For every key in map, map[key] is exactly one real node in the list.
Every real node in the list has its key in map.
head and tail are sentinels and never appear in map.The order of real nodes represents recency:
closer to head means more recently used
closer to tail means less recently usedExample
Capacity is 2.
put(1, A)
put(2, B)List:
head <-> 2 <-> 1 <-> tailAccess key 1.
get(1)List:
head <-> 1 <-> 2 <-> tailInsert key 3.
put(3, C)Key 2 is least recently used and is evicted.
head <-> 3 <-> 1 <-> tailMap contains keys 1 and 3.
Complexity
| Operation | Time | Space |
|---|---|---|
| Lookup in map | O(1) average | O(1) |
| Move node to front | O(1) | O(1) |
| Insert entry | O(1) average | O(1) |
| Evict least recent | O(1) | O(1) |
| Total storage | O(capacity) | O(capacity) |
Why a Singly Linked List Is Not Enough
Eviction removes the tail-side entry. Moving an accessed node also requires removing it from its current position. In a singly linked list, removing a known node requires finding its predecessor, which costs O(n). A doubly linked list stores the predecessor directly, so removal is O(1).
Common Failure Modes
A common bug is removing a node from the list but forgetting to delete it from the map. This leaves a map entry pointing to a detached node.
Another bug is updating the value of an existing key without moving the node to the front. In LRU semantics, both reads and writes usually count as use.

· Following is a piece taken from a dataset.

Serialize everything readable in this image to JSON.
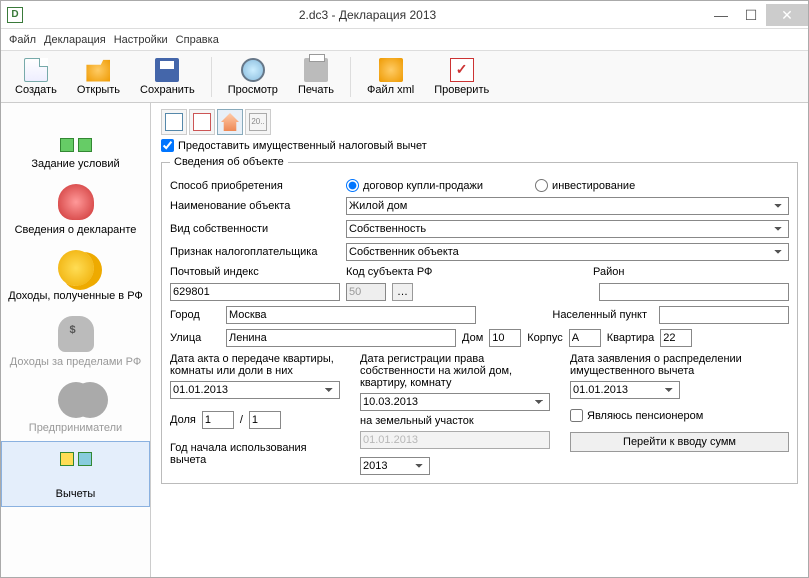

A third bug is evicting tail or head instead of the real node adjacent to a sentinel. The victim is tail.prev, not tail.
A fourth bug is inserting the same node twice without removing it first. This usually corrupts the list.
Key Insight
An LRU cache works because it separates lookup from ordering. The hash map gives direct access to nodes by key. The doubly linked list maintains recency order and supports constant-time movement and eviction. The two structures must be updated together as one logical operation.